The 40-year-old Russian will make his promotional debut at Bellator NYC “Sonnen vs. Silva” on June 24 in the heavyweight co-main event against Matt Mitrione at Madison Square Garden in New York. The fight was originally scheduled for Bellator 172 on Feb. 18, but Mitrione was forced to withdraw at the last minute due to kidney stones.
While there was no shortage of suitors willing to step in and face Emelianenko on a few hours’ notice, the promotion ultimately opted to pull the Russian from the card. This time, Mitrione says he feels healthy, and Emelianenko sees no need for a contingency plan.
“Don’t worry about the details, the fight with Mitrione is going to happen,” he said.
When questioned as to why he continues to fight after a career that many believe established him as the sport’s pound-for-pound best, Emelianenko replied simply: “Because I am a fighter.” And while he admitted that money is certainly as important now as at any point in his professional tenure, it isn’t the sole driving force behind his desire to compete.
“For every fighter money plays an important role because that’s your job and you have to make sure you’re providing for your family, paying expenses for your training and everything else,” he said. “Whenever you make certain negotiations for a fight you have to take this into consideration.
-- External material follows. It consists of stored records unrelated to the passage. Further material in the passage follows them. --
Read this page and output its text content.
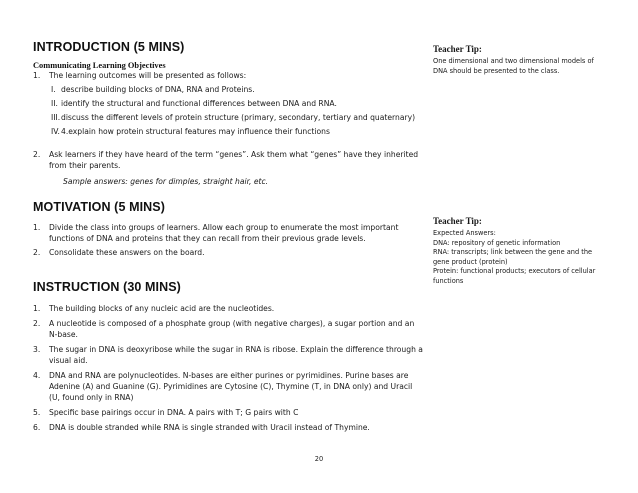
INTRODUCTION (5 MINS)

Communicating Learning Objectives

1. The learning outcomes will be presented as follows:
I. describe building blocks of DNA, RNA and Proteins.
II. identify the structural and functional differences between DNA and RNA.
III. discuss the different levels of protein structure (primary, secondary, tertiary and quaternary)
IV. 4.explain how protein structural features may influence their functions
2. Ask learners if they have heard of the term “genes”. Ask them what “genes” have they inherited from their parents.
Sample answers: genes for dimples, straight hair, etc.
MOTIVATION (5 MINS)
1. Divide the class into groups of learners. Allow each group to enumerate the most important functions of DNA and proteins that they can recall from their previous grade levels.
2. Consolidate these answers on the board.
INSTRUCTION (30 MINS)
1. The building blocks of any nucleic acid are the nucleotides.
2. A nucleotide is composed of a phosphate group (with negative charges), a sugar portion and an N-base.
3. The sugar in DNA is deoxyribose while the sugar in RNA is ribose. Explain the difference through a visual aid.
4. DNA and RNA are polynucleotides. N-bases are either purines or pyrimidines. Purine bases are Adenine (A) and Guanine (G). Pyrimidines are Cytosine (C), Thymine (T, in DNA only) and Uracil (U, found only in RNA)
5. Specific base pairings occur in DNA. A pairs with T; G pairs with C
6. DNA is double stranded while RNA is single stranded with Uracil instead of Thymine.

Teacher Tip:

One dimensional and two dimensional models of
DNA should be presented to the class.

Teacher Tip:

Expected Answers:
DNA: repository of genetic information
RNA: transcripts; link between the gene and the
gene product (protein)
Protein: functional products; executors of cellular
functions
20
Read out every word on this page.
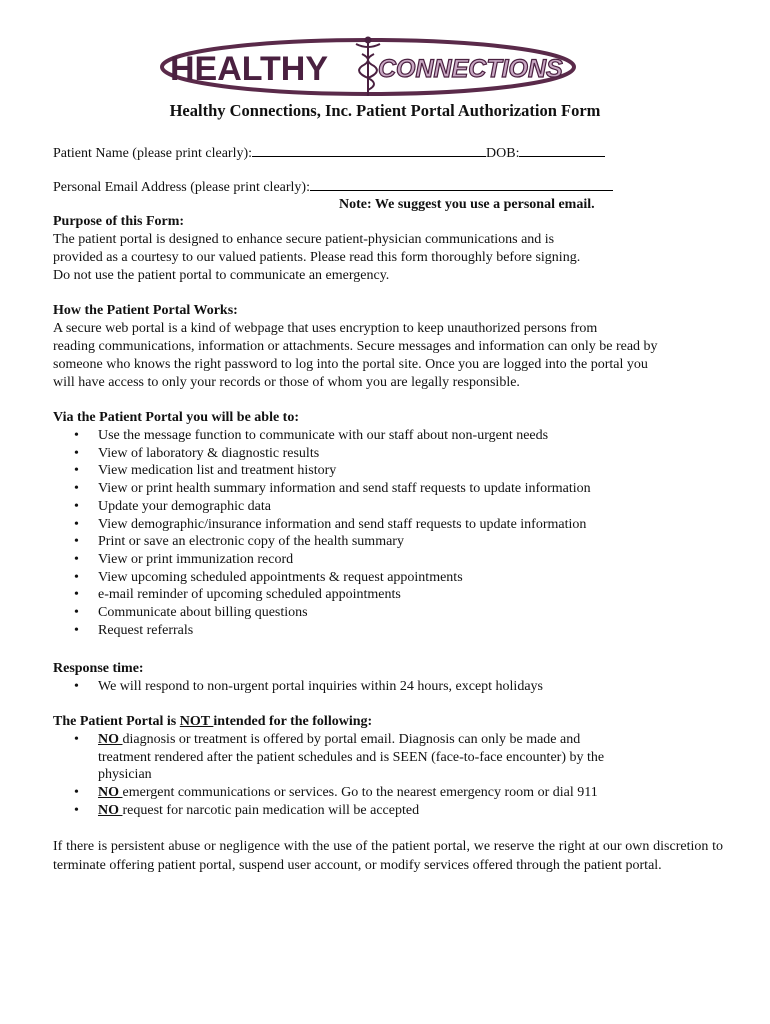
HEALTHY CONNECTIONS
Healthy Connections, Inc. Patient Portal Authorization Form
Patient Name (please print clearly):	DOB:
Personal Email Address (please print clearly):
Note: We suggest you use a personal email.
Purpose of this Form:

The patient portal is designed to enhance secure patient-physician communications and is

provided as a courtesy to our valued patients. Please read this form thoroughly before signing.

Do not use the patient portal to communicate an emergency.

How the Patient Portal Works:

A secure web portal is a kind of webpage that uses encryption to keep unauthorized persons from

reading communications, information or attachments. Secure messages and information can only be read by

someone who knows the right password to log into the portal site. Once you are logged into the portal you

will have access to only your records or those of whom you are legally responsible.

Via the Patient Portal you will be able to:
• Use the message function to communicate with our staff about non-urgent needs
• View of laboratory & diagnostic results
• View medication list and treatment history
• View or print health summary information and send staff requests to update information
• Update your demographic data
• View demographic/insurance information and send staff requests to update information
• Print or save an electronic copy of the health summary
• View or print immunization record
• View upcoming scheduled appointments & request appointments
• e-mail reminder of upcoming scheduled appointments
• Communicate about billing questions
• Request referrals
Response time:
• We will respond to non-urgent portal inquiries within 24 hours, except holidays
The Patient Portal is NOT intended for the following:
• NO diagnosis or treatment is offered by portal email. Diagnosis can only be made and
treatment rendered after the patient schedules and is SEEN (face-to-face encounter) by the
physician
• NO emergent communications or services. Go to the nearest emergency room or dial 911
• NO request for narcotic pain medication will be accepted
If there is persistent abuse or negligence with the use of the patient portal, we reserve the right at our own discretion to terminate offering patient portal, suspend user account, or modify services offered through the patient portal.
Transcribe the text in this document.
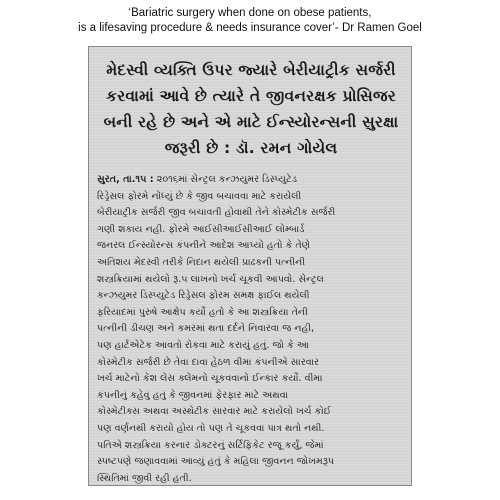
‘Bariatric surgery when done on obese patients,
is a lifesaving procedure & needs insurance cover’- Dr Ramen Goel
મેદસ્વી વ્યક્તિ ઉપર જ્યારે બેરીયાટ્રીક સર્જરી
કરવામાં આવે છે ત્યારે તે જીવનરક્ષક પ્રોસિજર
બની રહે છે અને એ માટે ઈન્સ્યોરન્સની સુરક્ષા
જરૂરી છે : ડૉ. રમન ગોયેલ
સુરત, તા.૧૫ : ૨૦૧૬માં સેન્ટ્રલ કન્ઝયુમર ડિસ્પ્યુટેડ
રિડ્રેસલ ફોરમે નોંધ્યું છે કે જીવ બચાવવા માટે કરાયેલી
બેરીયાટ્રીક સર્જરી જીવ બચાવતી હોવાથી તેને કોસ્મેટીક સર્જરી
ગણી શકાય નહી. ફોરમે આઈસીઆઈસીઆઈ લોમ્બાર્ડ
જનરલ ઈન્સ્યોરન્સ કંપનીને આદેશ આપ્યો હતો કે તેણે
અતિશય મેદસ્વી તરીકે નિદાન થયેલી પ્રાઢકની પત્નીની
શસ્ત્રક્રિયામાં થયેલો રૂ.૫ લાખનો ખર્ચ ચૂકવી આપવો. સેન્ટ્રલ
કન્ઝયુમર ડિસ્પ્યુટેડ રિડ્રેસલ ફોરમ સમક્ષ ફાઈલ થયેલી
ફરિયાદમાં પુરુષે આક્ષેપ કર્યો હતો કે આ શસ્ત્રક્રિયા તેની
પત્નીની ડીચણ અને કમરમાં થતા દર્દને નિવારવા જ નહી,
પણ હાર્ટએટેક આવતો રોકવા માટે કરાયું હતું. જો કે આ
કોસ્મેટીક સર્જરી છે તેવા દાવા હેઠળ વીમા કંપનીએ સારવાર
ખર્ચ માટેનો કેશ લેસ ક્લેમનો ચૂકવવાનો ઈન્કાર કર્યો. વીમા
કંપનીનું કહેવું હતું કે જીવનમાં ફેરફાર માટે અથવા
કોસ્મેટીક્સ અથવા અસ્થેટીક સારવાર માટે કરાયેલો ખર્ચ કોઈ
પણ વર્ણનથી કરાયો હોય તો પણ તે ચૂકવવા પાત્ર થતો નથી.
પતિએ શસ્ત્રક્રિયા કરનાર ડોક્ટરનું સર્ટિફિકેટ રજૂ કર્યું, જેમાં
સ્પષ્ટપણે જણાવવામાં આવ્યું હતું કે મહિલા જીવનન જોખમરૂપ
સ્થિતિમાં જીવી રહી હતી.
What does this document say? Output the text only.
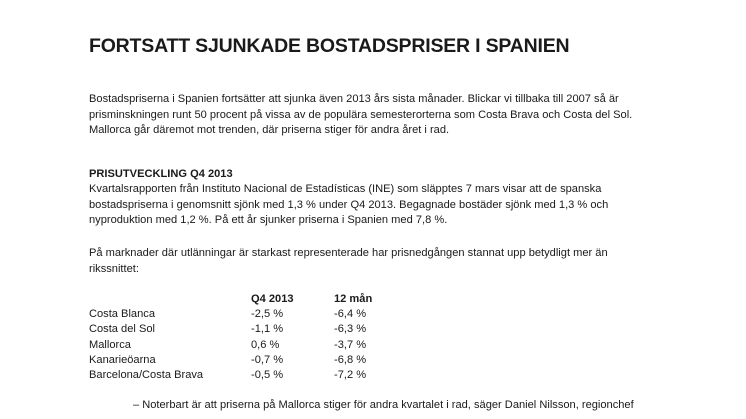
FORTSATT SJUNKADE BOSTADSPRISER I SPANIEN

Bostadspriserna i Spanien fortsätter att sjunka även 2013 års sista månader. Blickar vi tillbaka till 2007 så är
prisminskningen runt 50 procent på vissa av de populära semesterorterna som Costa Brava och Costa del Sol.
Mallorca går däremot mot trenden, där priserna stiger för andra året i rad.

PRISUTVECKLING Q4 2013

Kvartalsrapporten från Instituto Nacional de Estadísticas (INE) som släpptes 7 mars visar att de spanska
bostadspriserna i genomsnitt sjönk med 1,3 % under Q4 2013. Begagnade bostäder sjönk med 1,3 % och
nyproduktion med 1,2 %. På ett år sjunker priserna i Spanien med 7,8 %.

På marknader där utlänningar är starkast representerade har prisnedgången stannat upp betydligt mer än
rikssnittet:

	Q4 2013	12 mån
Costa Blanca	-2,5 %	-6,4 %
Costa del Sol	-1,1 %	-6,3 %
Mallorca	0,6 %	-3,7 %
Kanarieöarna	-0,7 %	-6,8 %
Barcelona/Costa Brava	-0,5 %	-7,2 %

– Noterbart är att priserna på Mallorca stiger för andra kvartalet i rad, säger Daniel Nilsson, regionchef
Of course, you’re always looking for the best financial deal you can make.”
Emelianenko has won his last five fights, including a controversial majority decision triumph over Fabio Maldonado at a Fight Nights Global event in St. Petersburg, Russia, last June. In that bout, Maldonado, a natural light heavyweight, appeared to be on the verge of earning a stoppage against Emelianenko after flooring his foe with a combination and swarming with ground-and-pound. Somehow, the Pride Fighting Championships veteran survived and managed to win the final two rounds on the judges’ scorecards.
When looking back on his most recent appearance, Emelianenko claims that it is extremely rare for someone to catch him as Maldonado did.
“It was basically the second time in my entire fighting career where I didn’t see and I didn’t feel the punch,” he said. “I just didn’t see it coming. Something like this happens. If it’s happened only twice [ever], it’s not that bad.”
In a week, Emelianenko will be fighting a true heavyweight in Mitrione, who has earned 10 of his 11 career victories by way of knockout or technical knockout. Never the largest man in his division, Emelianenko has nonetheless prevailed against many of the sport’s best over the course of his decorated professional tenure. He says that Mitrione ranks up there with anyone he has faced.
“Matt is the top echelon of MMA fighters and especially the elite group I used to fight. I think this fight is very dangerous,” Emelianenko said. “He is very skilled, strong and has a good punch. He belongs in the top tier of those fighters.”